Gideon’s Outcome

Gideon’s Ephod:

Bible References: Judges 8:18-35, Judges chapter 9

Heart of Story: Gideon was an Israelite judge but actions later in his life documented that he led Israelites into idolatry and apostasy. After Gideon defeated the Midianites, the Promised Land had no wars for 40 years.

Back Story: When Gideon killed the two Midianite kings, he took the gold on the necks of their camels. Most likely he also took the gold from each king.  After Gideon and the men with him returned to Manasseh, the people requested that Gideon become their king. Gideon refused and his words are ones that Christians remember, “I will not rule over you, and my sons will not rule over you; the Lord will rule over you.” Gideon asked each man to give him a single gold earring from their spoils. The men did so.

Story Line: After successfully defeating Midianites and tribes aligned with them, Gideon took his share of the gold from defeated Midianites. He made an ephod from the gold, set it up in Ophrah. Gideon and the people of Orhrah worshiped the ephod as if it was their god; thus, worshiping a false  idol.

Gideon had multiple wives and 70 sons. The youngest son was Jotham.  In Shechem, Gideon had a concubine who was a Canaanite. The name Abimelech means “my father is king.” Most likely, the concubine named her son.  Gideon refused to be king consequently would not have given a son a name that meant “my father is king.”

Pondering Relationships: Most non-Jews don’t immediately know what an ephod is. Thus, they can’t relate to the one Gideon created from gold and placed in Ophrah. An ephod was an ornate ceremonial garment designed to be worn only by the chief priest (Exodus 28:6-12). The complete high priest garments included the woven ephod and onyx stones (on which were written the names of the 12 tribes of Israel) fastened to the shoulders.

Initially, clothing which included the ephod was prepared for the chief priest Aaron to wear when the Tabernacle was built and priests ordained. The ephod and other priestly garment were to only be worn by the chief priest. In the early years of Israelites in the Promised Land, the Tabernacle and Israelite high priest was at Shiloh. The high priest’s garments would have been there.

Gideon making a statue of the high priest’s ephod most likely was designed to honor God who gave the Gideon victory of the Midianites. In time, the ephod image was worshiped rather than the true God; thus, the ephod became a trap for Gideon’s family, the people of Ophrah, and the wider Israelite nation.

Although Gideon refused to be named king, some of his actions were similar to ancient Near Eastern kings. Gideon had multiple wives.  Possibly, Israelite fathers negotiated with Gideon to marry daughters. These families wanted to be associated with a significant leader such as Gideon in much the same way that foreign kings gave daughters to King Solomon.

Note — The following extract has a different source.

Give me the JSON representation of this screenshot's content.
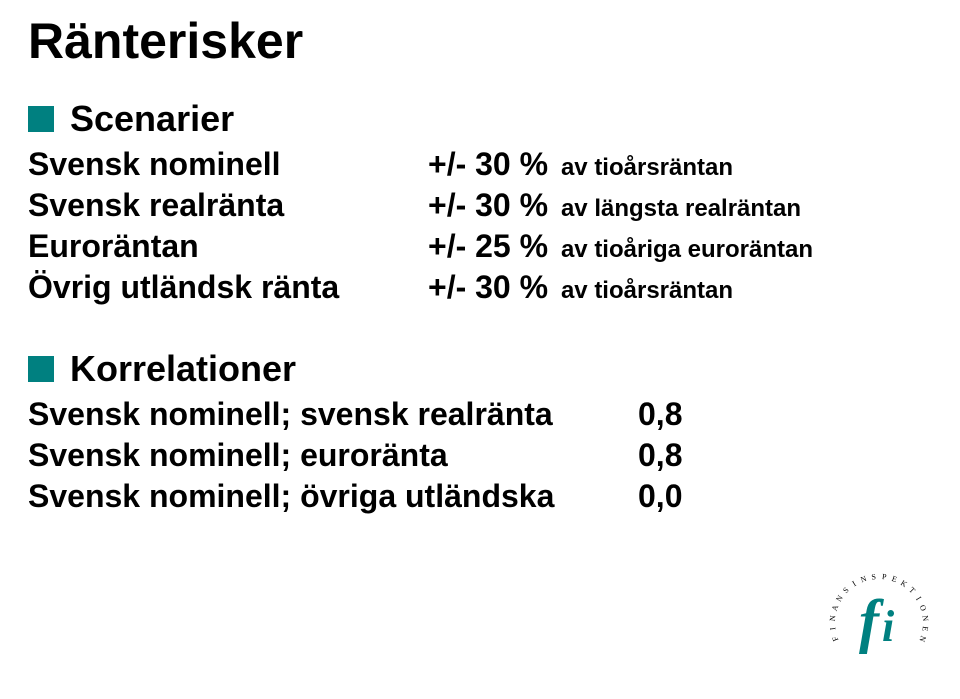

The Old Testament (Deuteronomy 17:17) laws say that a king should not have multiple wives or his heart will be led astray. Old Testament law does not address the number of wives that non-kings can have; thus, I could find no Old Testament written law against Gideon having multiple wives. The Bible provided no information that Gideon was led astray by his wives in the same way the King Solomon was led to worship foreign gods by his wives.

Gideon took a concubine as a secondary wife in a manner that mimicked the behavior of kings in surrounding countries. Gideon’s un-named concubine was a Canaanite, not an Israelite. Often concubines were treated more as servants rather than wives. Gideon’s concubine lived in Shechem rather than in the family complex at Ophrah. Possibly, the concubine didn’t want to move to Gideon’s family complex where she would be treated as a servant.

Gideon accumulated wealth, i.e., gold, from the battle. Likely, Israelites gave Gideon monetary and other gifts for ridding their land of Midianite invaders. Large accumulations of gold and silver are banned for kings (Deuteronomy 17:17). Accumulation of gold and silver by non-kings isn’t forbidden as long as Israelites give a yearly tithe to God. Wealth-accumulation in and of itself is not a sin. Sin occurs when the wealth is not used to glorify God.

Reflection: As soon as Gideon died, the Israelites began to worship idols (Judges 8:33). How did Gideon’s behavior facilitate this Israelite behavior.